The article, titled “Count the Cost of Disability Caused by COVID-19” illustrates how identifying DALYs and QALYs (disability-adjusted life years and quality-adjusted life years) can inform health policy and capture the impact of illness on a person’s life course. One DALY represents one year of healthy life lost due to illness, disability, or death, whereas one QALY can be seen as one year of perfect health. QALYs and DALYs are calculated by considering the overall impact of different types of ill health over the course of a lifetime. Both Prof. Vassall and Prof. Briggs are health economists and therefore use metrics such as QALYs and DALYs to estimate the years lost, on average, due to COVID-19. “Here we offer a very rough first estimate, based on simple assumptions, that as much as 30% of the COVID-19 health burden could be due to COVID-induced disability, not death.” This is not an insignificant number.
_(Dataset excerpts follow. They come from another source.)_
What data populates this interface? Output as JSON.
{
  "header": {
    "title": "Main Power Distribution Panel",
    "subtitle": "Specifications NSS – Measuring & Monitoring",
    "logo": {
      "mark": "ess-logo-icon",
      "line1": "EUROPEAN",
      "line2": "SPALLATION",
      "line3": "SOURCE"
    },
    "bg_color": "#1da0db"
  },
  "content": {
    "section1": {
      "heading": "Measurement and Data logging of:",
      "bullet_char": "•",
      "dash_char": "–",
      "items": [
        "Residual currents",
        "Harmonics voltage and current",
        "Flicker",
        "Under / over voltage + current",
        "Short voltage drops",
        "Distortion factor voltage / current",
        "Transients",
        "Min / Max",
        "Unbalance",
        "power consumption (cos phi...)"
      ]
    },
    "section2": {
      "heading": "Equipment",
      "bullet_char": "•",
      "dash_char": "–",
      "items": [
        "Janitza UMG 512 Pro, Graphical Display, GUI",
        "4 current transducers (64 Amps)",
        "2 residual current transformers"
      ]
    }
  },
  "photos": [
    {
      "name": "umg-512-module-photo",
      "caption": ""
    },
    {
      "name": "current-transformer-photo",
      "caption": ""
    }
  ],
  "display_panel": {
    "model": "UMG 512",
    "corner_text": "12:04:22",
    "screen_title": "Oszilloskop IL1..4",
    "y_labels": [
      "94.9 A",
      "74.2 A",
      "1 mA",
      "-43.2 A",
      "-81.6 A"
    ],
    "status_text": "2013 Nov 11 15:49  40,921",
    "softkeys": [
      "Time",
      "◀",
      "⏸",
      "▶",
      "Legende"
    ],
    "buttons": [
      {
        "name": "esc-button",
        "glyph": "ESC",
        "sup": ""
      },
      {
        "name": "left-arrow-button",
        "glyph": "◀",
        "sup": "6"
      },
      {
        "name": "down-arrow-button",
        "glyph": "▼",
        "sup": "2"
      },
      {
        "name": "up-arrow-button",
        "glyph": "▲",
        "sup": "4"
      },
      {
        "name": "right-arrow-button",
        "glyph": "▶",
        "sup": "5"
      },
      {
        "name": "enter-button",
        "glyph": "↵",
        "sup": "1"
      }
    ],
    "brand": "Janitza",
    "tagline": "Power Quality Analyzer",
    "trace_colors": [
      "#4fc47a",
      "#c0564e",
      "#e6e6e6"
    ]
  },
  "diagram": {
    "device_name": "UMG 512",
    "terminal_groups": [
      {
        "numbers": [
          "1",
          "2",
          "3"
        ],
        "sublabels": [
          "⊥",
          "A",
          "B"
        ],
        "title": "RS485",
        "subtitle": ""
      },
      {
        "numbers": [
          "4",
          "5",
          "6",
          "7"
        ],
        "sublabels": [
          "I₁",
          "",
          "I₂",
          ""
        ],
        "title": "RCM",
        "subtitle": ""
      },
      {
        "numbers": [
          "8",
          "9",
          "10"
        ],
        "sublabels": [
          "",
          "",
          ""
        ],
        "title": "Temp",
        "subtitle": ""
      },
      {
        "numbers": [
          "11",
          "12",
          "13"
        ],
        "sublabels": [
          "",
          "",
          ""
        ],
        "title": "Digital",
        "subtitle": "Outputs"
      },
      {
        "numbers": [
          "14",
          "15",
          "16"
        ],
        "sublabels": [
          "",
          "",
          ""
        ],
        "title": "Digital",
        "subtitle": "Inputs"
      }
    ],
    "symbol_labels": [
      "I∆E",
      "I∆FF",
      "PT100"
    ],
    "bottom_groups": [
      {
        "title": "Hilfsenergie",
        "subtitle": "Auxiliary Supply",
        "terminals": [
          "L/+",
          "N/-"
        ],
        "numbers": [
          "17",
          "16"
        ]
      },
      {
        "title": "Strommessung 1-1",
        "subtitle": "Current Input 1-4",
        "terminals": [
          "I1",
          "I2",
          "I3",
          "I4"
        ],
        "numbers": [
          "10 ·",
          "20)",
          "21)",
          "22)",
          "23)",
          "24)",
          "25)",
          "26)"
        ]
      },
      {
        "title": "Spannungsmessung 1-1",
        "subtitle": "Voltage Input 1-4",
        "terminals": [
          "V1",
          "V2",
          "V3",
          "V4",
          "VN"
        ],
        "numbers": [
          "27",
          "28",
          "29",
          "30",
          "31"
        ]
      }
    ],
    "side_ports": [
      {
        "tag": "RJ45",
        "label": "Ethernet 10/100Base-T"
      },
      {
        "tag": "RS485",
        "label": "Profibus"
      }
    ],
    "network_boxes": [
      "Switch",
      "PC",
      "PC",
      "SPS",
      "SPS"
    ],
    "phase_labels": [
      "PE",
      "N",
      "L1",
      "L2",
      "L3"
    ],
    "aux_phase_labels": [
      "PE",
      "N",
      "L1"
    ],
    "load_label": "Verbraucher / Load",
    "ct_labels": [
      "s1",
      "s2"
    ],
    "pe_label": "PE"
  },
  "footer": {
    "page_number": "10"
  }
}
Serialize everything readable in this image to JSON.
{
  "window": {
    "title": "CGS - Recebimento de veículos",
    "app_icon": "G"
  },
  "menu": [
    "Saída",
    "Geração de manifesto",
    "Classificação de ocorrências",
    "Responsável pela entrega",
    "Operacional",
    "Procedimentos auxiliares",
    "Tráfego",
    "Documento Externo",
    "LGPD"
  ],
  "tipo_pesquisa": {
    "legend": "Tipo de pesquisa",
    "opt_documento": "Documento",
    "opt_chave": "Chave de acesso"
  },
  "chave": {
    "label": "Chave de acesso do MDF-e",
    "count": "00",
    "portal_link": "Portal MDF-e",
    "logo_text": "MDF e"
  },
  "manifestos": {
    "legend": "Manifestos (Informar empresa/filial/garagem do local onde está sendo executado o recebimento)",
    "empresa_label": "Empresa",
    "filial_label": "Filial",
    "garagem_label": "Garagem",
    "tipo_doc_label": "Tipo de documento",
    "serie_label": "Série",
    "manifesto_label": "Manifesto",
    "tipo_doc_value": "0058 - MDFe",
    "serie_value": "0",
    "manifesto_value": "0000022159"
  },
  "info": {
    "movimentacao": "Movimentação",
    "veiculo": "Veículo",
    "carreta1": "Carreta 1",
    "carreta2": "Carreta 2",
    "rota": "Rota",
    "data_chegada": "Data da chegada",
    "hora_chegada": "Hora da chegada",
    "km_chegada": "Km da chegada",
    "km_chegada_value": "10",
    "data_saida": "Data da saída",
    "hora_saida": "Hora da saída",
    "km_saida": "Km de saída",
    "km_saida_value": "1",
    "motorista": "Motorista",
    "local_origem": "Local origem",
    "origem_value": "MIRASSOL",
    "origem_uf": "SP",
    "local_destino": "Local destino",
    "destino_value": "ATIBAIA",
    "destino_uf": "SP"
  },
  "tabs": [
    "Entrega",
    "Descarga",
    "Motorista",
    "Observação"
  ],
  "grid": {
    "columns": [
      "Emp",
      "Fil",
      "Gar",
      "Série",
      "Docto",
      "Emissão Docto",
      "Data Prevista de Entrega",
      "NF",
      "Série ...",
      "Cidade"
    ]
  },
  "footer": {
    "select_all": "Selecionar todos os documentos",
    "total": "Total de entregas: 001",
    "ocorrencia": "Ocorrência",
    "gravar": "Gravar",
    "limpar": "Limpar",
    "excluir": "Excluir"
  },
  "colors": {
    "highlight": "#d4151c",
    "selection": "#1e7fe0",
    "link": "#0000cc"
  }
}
Briggs and Vassall highlight that 6% of the global population lives with two or more comorbidities that put them at a higher risk of death or disability from COVID-19. If governments use QALYs and DALYs to compare interventions targeted at specific co-morbidities versus those targeted at COVID-19 alone, they will better map the impact of COVID-19 on vulnerable populations. Using metrics that capture how ill health, disability, stigma and poverty interact with COVID-19 can help efforts to overcome the pandemic.
While there is no clear path to eliminating COVID-19, the pandemic has shown us the importance of health information systems and how we can continue to improve them. For example, there are data gaps in lower- and middle-income countries (LMIC) because of lacking infrastructure needed for measuring morbidity as well as mortality. Data on deaths and disease in vulnerable groups in many countries, including HIC and LMIC, are the most challenging to collect. Finally, they highlight the lack of research funding and prioritization within governments.